Вика ему не ответила.

Что бы он Дал за открытку от дочери, за то, чтоб увидеть ее четкий, размашистый почерк!

Он написал ей снова. Просил ответить хоть телеграммой.

Вика не отвечала.

Забирая у дежурной ключ, Петр Ильич спрашивал:

— Нет ли почты?

Ему отвечали, что почта есть.

— Не то, не от дочери, — говорил Петр Ильич.

Он ждал письма. Ждал открытки. Ждал телеграммы… Хоть слова!.. Но не было этого слова.

Тогда, отчаявшись, он ей послал телеграмму.

Ответа не было.

Не на шутку встревожившись, он послал телеграмму жене:

«Прошу сообщить, здорова ли дочь.

Петр»

Жена не ответила.

Он послал еще одну телеграмму:

«Умоляю сообщить здоровье дочери тчк Если не получу ответа, вынужден буду прибыть Ленинград.

Петр».

На следующий день пришел ответ:

«Вика здорова.

Клава».

И Петр Ильич не то чтобы успокоился. Он перестал надеяться. И ждать.


2

Огромная высота среднего церковного нефа давала сложное и странное чувство полета.

Как таинственно и музыкально подхватывало эхо в этой глубокой, будто подземной, тишине шаги Петра Ильича и Зины.

…Церковная башня… В башенный шпиль ведут винтообразные каменные ступеньки.


Уже сил больше нет подниматься вверх. Сдавайся, садись на лестницу! (Садись, хохоча и всячески над собой подтрунивая: «Стар! Идите одна, Зина. Я здесь подожду».)

И вдруг — свет. Робкий, потом все ярче и ярче. Они выходят на верхнюю площадку собора, огороженную металлическими перильцами. Внизу — город. Наверху — небо.

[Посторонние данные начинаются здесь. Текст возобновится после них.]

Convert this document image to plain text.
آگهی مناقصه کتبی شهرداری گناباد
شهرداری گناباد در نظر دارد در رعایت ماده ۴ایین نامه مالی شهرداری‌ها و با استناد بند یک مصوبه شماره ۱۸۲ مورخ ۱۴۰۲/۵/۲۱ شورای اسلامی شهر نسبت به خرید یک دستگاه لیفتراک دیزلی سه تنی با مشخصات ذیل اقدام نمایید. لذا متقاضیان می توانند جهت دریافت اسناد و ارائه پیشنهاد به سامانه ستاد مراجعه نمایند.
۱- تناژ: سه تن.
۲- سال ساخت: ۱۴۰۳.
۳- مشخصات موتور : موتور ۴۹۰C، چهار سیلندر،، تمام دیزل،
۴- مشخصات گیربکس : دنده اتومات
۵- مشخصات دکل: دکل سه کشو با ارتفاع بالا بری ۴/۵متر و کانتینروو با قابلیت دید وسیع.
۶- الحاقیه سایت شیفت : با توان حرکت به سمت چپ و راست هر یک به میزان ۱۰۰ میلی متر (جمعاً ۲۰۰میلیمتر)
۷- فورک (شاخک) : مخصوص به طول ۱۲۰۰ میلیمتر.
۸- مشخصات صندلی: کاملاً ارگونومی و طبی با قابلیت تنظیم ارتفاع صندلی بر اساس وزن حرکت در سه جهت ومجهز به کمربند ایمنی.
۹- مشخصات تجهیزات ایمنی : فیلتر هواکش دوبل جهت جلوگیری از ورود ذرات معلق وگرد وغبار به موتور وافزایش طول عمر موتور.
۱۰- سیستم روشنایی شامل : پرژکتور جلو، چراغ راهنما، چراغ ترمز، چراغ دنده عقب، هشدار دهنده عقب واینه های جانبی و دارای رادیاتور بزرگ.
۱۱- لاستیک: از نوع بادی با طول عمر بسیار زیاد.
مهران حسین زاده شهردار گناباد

…Мы будем здесь долго стоять. Пока совсем не стемнеет небо.

Начнет темнеть, и, может быть, зажжется в светлой мгле его дальняя звезда… Звезда, которая зовется Полярной.

А мы будем стоять.

Крошечный Томаш на шпиле ратуши тихо парит над городом.

Тянется ввысь, вверх похожая на часового башня на улице Пикк-Ялг. Прослушивает предвечернюю тишину каждое зарешеченное оконце.

Есть судьба у людей. У книг. У городов.

Кто околдовал тебя? Зачем ты один на земле прошел сквозь столетия, нетронутый, со своими башнями, мостовыми и переулками?..

Кто ходил в старинный Таллин,

Видел там курган могильный,

Где потомки дедов много

Возвели красивых зданий,

Улиц, башен горделивых.

И мы «Томпэа-горою»

Это место называем.

Положив локти на металлические перильца, Зина задумчиво смотрела вниз. Ее ноги были скрещены как у детей. Развившись от едва приметного ветра, спускались на лоб ее тонкие, сухие волосы. Все сейчас было мило в ней. То, что она стоит, такая маленькая и, казалось бы, молодая, над величием древнего и вместе живого города; то, что она не оглядывается, занята собой, работой собственной души, всегда недоступной другому человеку. На перилах лежали ее худые руки, так всегда его живо трогавшие. Сейчас они были усталыми, неподвижными, будто тоже о чем-то задумались. О чем? Об этой близости, которая скоро окончится?

Вокруг — миры, города, страны, с их смертями, рождениями; часть коры земной — дома и соборы, хранящие бессмертное дыхание великих зодчих.

А здесь — всего лишь простая история любви человеческой.

— Что с вами, Зина?

— Не знаю. Мне так спокойно…

Счастье?.. Отчаявшись, суетясь, ты о нем хлопотала. Оно не пришло. И ты сдалась. Сдалась и сделалась тихой.

— Послезавтра я уезжаю, Петр Ильич.

— Да. Я помню… Я бы и сам поехал с вами, но страшно вдруг оказаться дома. Я столько ждал от этой поездки. И вдруг эта ссора с Викой…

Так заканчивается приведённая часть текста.